It appears that git-annex issues one GET request to S3 / Google cloud for every file it tries to copy, if you don't pass --fast. (I could be wrong; I'm basing this on the fact that each "checking " takes about the same amount of time, and that it's slow enough to be hitting the network.)
Amazon lets you GET 1000 objects in one GET request, and afaict a request that returns 1000 objects costs just as much as a request that returns 1 object. The cost of GET'ing every file in my annex is nontrivial -- Google charges 0.01 per 1000 GETs, and my repo has 130k objects, so that's $1.3, compared to a monthly cost for storage of under $10. This means that if I want to back up my files more than, say, once a week, I need to write a script that parses the JSON output of git annex whereis and uploads with --fast only the files that aren't present in the cloud. It also means that I have to trust the output of whereis.
All those GETs also slow down the non-fast copy, and this also applies to other kinds of remotes.
There are a number of ways one could implement this. One way would be to have a command that updates the whereis data from the remote and then to add a parameter (maybe you already have it) to copy that's like --fast but skips files that are already present (maybe this is what --fast already does, but I did a quick check and it doesn't seem to). Because of the way git annex names files, I think it would be hard to coalesce GETs during a copy command, but it could be done.
Anyway, please don't consider this a high-priority request; I can get by as-is, and I <3 git annex.
The man page documents this:
As you've noted, this has to rely on the location tracking information being up-to-date, so if it's not it might miss copying a file to the remote that the remote doesn't currently have but used to.
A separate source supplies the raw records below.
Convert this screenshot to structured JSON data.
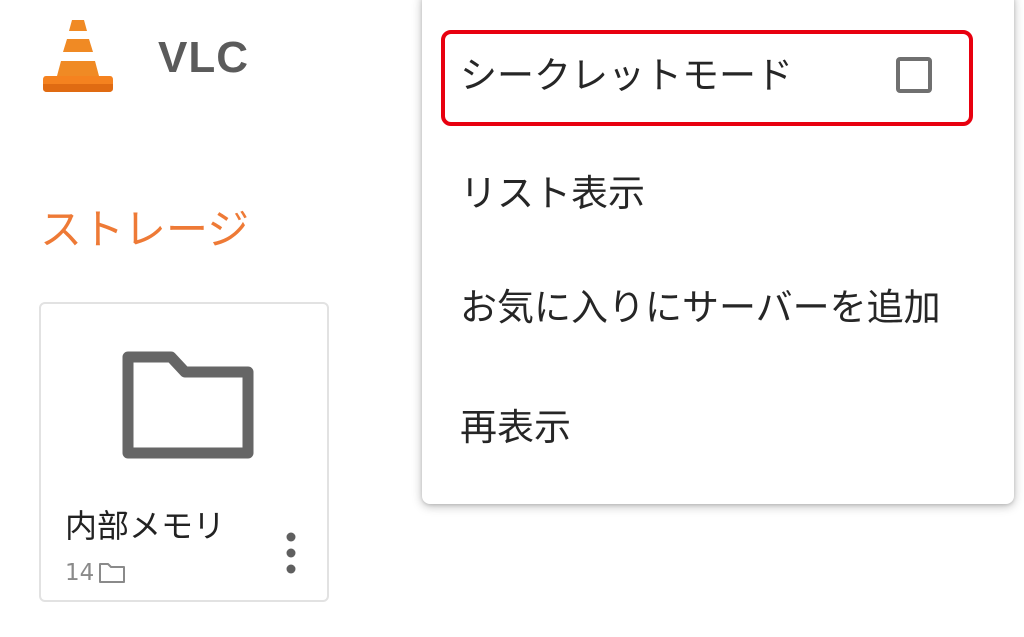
{
  "header": {
    "app_name": "VLC",
    "logo_icon": "vlc-cone-icon"
  },
  "storage": {
    "section_title": "ストレージ",
    "cards": [
      {
        "name": "内部メモリ",
        "count": "14",
        "icon": "folder-icon",
        "count_icon": "folder-icon",
        "more_icon": "more-vert-icon"
      }
    ]
  },
  "menu": {
    "items": [
      {
        "label": "シークレットモード",
        "checked": false
      },
      {
        "label": "リスト表示"
      },
      {
        "label": "お気に入りにサーバーを追加"
      },
      {
        "label": "再表示"
      }
    ]
  },
  "colors": {
    "accent": "#ee7a36",
    "highlight_border": "#e8000f",
    "icon_gray": "#666666",
    "title_gray": "#5b5b5b"
  }
}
Otherwise, it's fine to use
copy --fast --to --remote
orcopy --not --in remote --to remote
, which is functionally identical.The check is not a GET request, it's a HEAD request, to check if the file is present. Does S3 have a way to combine multiple HEAD requests in a single http request? That seems unlikely. Maybe it is enough to reuse an open http connection for multiple HEADs? Anything needing a single HEAD request would not fit well into git-annex, but ways to do more caching of open http connections are being considered.
Oh jeez, I screwed that up wrt HEAD and GET. Sorry. The cost per HEAD on Google is 1/10 the price of GET, so we're talking $.13 to HEAD my 130k-file annex, which is totally reasonable.
One can GET a bucket, which is what I was looking at. This returns up to 1000 elements of its contents (and there's a way to iterate over larger buckets). Of course this would only be useful if the majority of files in the bucket were of interest to git-annex, and it sounds like more trouble than it's worth at the prices I'm seeing.
There might be a throughput improvement to be had by keeping the connection alive, although in my brief investigation, I think there may be a larger gain to be had by pipelining the various steps. Based on the fact that git-annex oomed when trying to upload a large file from my rpi, it seems like maybe the whole file is encrypted in memory before it's uploaded? And certainly the HEAD(s) appear not to be done in parallel with the upload.
Sorry again for that HEAD/GET fail.
The OOM is ?S3 memory leaks; fixed in the s3-aws branch.
Yeah, GET of a bucket is doable. Another problem with it though is, if the bucket has a lot of contents, such as many files, or large files split into many chunks, that all has to be buffered in memory or processed as a stream. It would make sense in operations where git-annex knows it wants to check every key in a bucket.
git annex unused --from $s3remote
is the case that springs to mind where it could be quite useful to do that. Integrating it withget
, not so much.I'd be inclined to demote this to a wishlist todo item to try to use bucket GET for
unused
. And/or rethink whether it makes sense forcopy --to
to run in --fast mode by default. I've been back and forth on that question before, but just from a runtime perspective, not from a 13 cents perspective.